それもこれも、社内でのUI/UXに関わるコミュニケーションが活発だということなのです」
またこれまで対面で行ってきたこれらのレビューを、社員の働き方の変更にあわせて全てオンラインで実施できるよう工夫していることも特徴的です。
「オンライン実施でのトライ&エラーを繰り返して、対面でなくても精度の高いレビューができるようにデザイナーが中心となり設計、運営しています。」

「次代のスタンダードとなり得るUIや、ヤフーのサービスならではのアイデアが具現化されたデザインが誕生した際には、発明者に報奨金を出して、知財化を進めることが会社として推奨されています」
これは知財を独占するというよりは、自社で開発したUIやデザイン意匠が使えなくなるということがないように、いわばヤフーらしさを保ってユーザーに不利益のないようにするという意味での知財戦略。
ちなみに、ヤフーは経済産業省と特許庁が表彰する2021年度「知財功労賞」の特許庁長官表彰において「デザイン経営企業」も受賞しています。
デザイナーは担当するデザインの意味を言語化しなければならない
ウェブサービスやスマートフォンアプリには、生活に紐づいた必要不可欠なサービスが今後ますます求められるようになるでしょう。ユーザー体験の向上の鍵を握るUI/UX人財に、長谷川が求めるものを聞いてみました。「まず事業戦略や市場、ユーザーを理解する。そのうえでのデザイン、UXデザインスキルということだと思います。ヤフーは創業期から、ユーザーファーストの視点を貫きつつ、サービスを利用したユーザーに満足いただいて、その対価を通して会社の利益とするという構造はずっと変わりません。 その理解を土壌として、インターネットならではの便利なサービスをユーザーに提供する。それがヤフーのデザイナーの使命だと思っています。簡単なことではないのですが、そこに楽しんでチャレンジできる人が理想的です」
それが簡単なことでないと言うのは、ときには「不確実で答えがないようなこと」にもチャレンジしなければならないから。
「リリース前には社員を仮想のユーザーに見立てたテストやインタビューを、リリース後にはA/Bテストやユーザー調査を繰り返して改善を行っていくわけですが、新しいサービスでは特に一律の正解がない場合が多々あるのです。 事業視点とユーザー視点の間で悩むこともあります。ただ、迷ったらユーザーファーストに、というのがヤフーのやり方ですので、その原点に常に立ち返りながら、デザイナーはサービスを設計し、改善していくことになります」

「デザイナーだけでUI/UXを考えているわけではなく、エンジニア、企画担当者、事業責任者、さらには法務やCS、営業、さまざまな職種の人たちとのコラボレーションでサービス体験は生まれるものです。 また、ヤフーのような大きな事業会社ではプロダクトをリリースする最終意思決定者が、デザイナー以外であることがほとんどです。
当然、みんなから『なぜこのUIになっているのか。
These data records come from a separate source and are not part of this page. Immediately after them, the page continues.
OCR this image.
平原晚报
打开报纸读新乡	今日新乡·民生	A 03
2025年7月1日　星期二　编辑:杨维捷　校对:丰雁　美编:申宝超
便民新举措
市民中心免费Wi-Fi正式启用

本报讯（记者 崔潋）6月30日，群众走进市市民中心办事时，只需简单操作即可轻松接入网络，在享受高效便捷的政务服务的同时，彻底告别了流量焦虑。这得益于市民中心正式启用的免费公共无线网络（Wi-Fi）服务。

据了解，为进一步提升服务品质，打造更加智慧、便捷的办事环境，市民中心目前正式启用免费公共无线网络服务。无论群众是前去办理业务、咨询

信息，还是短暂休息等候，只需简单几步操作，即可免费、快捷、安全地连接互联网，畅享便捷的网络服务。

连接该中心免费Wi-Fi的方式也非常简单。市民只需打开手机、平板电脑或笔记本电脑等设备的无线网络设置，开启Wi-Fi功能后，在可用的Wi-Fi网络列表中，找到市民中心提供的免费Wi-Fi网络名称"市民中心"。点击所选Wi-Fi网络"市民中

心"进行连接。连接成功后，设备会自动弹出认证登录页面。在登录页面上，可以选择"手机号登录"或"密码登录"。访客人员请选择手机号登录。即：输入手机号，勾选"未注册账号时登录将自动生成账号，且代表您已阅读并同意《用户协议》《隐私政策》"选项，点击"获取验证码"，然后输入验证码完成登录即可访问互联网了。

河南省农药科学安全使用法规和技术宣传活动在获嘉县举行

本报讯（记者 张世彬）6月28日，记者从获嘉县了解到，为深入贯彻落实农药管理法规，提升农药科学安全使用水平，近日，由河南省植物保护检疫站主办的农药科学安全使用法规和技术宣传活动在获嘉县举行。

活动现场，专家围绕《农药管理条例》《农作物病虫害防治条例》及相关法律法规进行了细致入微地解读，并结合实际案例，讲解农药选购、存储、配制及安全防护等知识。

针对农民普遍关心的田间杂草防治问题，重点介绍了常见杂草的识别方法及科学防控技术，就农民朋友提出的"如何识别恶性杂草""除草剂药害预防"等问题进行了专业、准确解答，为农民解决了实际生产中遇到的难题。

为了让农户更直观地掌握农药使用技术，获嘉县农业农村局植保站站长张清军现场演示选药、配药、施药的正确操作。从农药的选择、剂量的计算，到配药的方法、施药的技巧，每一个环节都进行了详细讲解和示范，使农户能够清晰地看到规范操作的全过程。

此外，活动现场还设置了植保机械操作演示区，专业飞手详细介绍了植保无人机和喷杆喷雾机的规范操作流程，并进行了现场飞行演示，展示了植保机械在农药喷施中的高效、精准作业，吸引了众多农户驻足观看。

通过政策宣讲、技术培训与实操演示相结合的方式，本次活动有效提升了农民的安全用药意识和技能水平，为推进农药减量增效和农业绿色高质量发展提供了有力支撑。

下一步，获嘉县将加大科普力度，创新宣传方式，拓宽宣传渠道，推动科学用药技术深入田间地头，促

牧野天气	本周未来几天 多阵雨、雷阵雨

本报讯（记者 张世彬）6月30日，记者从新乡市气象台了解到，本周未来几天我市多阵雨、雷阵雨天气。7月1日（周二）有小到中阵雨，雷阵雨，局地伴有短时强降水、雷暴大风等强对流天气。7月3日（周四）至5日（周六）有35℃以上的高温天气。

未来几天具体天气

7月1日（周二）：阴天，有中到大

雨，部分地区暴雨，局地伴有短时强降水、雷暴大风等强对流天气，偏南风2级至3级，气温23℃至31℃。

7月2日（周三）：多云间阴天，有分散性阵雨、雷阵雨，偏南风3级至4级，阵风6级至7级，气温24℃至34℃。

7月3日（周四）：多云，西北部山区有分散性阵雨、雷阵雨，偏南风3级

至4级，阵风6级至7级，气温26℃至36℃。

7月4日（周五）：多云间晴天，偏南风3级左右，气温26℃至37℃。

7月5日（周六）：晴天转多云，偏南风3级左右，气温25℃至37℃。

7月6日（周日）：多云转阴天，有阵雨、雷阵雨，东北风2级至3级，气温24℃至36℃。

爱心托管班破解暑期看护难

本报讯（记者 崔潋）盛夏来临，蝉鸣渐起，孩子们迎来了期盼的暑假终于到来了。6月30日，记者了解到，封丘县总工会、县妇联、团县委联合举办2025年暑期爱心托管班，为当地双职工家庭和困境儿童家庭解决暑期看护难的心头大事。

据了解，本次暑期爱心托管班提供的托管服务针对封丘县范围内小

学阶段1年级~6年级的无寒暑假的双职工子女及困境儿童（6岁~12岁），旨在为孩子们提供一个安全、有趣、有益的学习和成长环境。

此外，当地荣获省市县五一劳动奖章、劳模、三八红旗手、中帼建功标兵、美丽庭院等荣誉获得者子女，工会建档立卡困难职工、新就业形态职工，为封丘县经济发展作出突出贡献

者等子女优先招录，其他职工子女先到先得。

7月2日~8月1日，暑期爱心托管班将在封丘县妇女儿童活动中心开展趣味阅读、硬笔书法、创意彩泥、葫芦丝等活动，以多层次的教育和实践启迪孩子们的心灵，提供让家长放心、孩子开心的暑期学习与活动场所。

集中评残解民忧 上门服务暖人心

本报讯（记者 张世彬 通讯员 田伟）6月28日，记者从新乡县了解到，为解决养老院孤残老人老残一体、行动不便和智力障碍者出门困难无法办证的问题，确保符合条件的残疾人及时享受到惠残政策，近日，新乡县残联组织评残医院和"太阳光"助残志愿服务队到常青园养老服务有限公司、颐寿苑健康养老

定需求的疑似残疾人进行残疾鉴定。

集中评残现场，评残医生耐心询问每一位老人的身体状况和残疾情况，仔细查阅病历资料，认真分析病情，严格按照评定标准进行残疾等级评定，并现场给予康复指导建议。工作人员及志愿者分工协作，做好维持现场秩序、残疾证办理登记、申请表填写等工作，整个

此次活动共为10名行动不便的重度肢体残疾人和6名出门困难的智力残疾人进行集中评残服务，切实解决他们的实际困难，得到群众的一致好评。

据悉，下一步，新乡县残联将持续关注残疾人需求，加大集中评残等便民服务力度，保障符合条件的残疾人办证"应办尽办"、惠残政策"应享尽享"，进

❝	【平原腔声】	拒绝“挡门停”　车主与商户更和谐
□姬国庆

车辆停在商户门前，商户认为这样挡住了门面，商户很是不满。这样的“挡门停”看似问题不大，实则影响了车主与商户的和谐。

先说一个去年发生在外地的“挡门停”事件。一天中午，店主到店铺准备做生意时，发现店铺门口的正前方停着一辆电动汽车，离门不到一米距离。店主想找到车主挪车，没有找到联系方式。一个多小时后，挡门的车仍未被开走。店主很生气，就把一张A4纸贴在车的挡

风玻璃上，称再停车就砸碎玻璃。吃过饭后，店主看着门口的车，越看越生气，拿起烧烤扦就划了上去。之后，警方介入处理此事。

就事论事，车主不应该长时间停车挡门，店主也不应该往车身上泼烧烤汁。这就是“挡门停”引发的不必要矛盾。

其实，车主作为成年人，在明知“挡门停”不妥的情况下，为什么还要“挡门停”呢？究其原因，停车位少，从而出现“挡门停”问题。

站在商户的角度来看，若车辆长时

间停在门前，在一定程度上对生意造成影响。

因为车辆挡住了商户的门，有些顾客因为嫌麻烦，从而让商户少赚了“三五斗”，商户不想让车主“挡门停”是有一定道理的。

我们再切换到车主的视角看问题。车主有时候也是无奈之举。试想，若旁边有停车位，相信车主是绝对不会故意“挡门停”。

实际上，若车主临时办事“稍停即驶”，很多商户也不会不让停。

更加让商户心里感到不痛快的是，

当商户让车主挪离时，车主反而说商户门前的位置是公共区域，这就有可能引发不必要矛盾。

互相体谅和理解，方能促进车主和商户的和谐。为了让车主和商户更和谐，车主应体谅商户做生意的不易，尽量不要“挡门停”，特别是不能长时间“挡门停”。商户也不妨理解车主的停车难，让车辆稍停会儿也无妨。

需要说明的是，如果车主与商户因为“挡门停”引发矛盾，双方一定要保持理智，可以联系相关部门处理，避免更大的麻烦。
どういうファクトをもってこのUIを推しているのか』と問われます。そこにデザイナーは各所のステークホルダーに対して納得できる説明をもって回答しなければなりません」
つまり、社内のコラボレーションの密度をより高めるための言語化が必須というわけです。
デザインの感性的価値を超えた、事業上の価値やユーザーにとっての価値を考え伝えることができるデザイナーが増えることで、よりサービス自体の品質が上がることになります。 そこに裏付けられるのは、客観的なデータと、ヤフーのサービスを発展させたいという明確な意思。インターネットのサービスならではの課題解決をデザインの力でユーザーに的確に届けることは、ヤフーのデザイナーにとって重要な資質と言えるのです。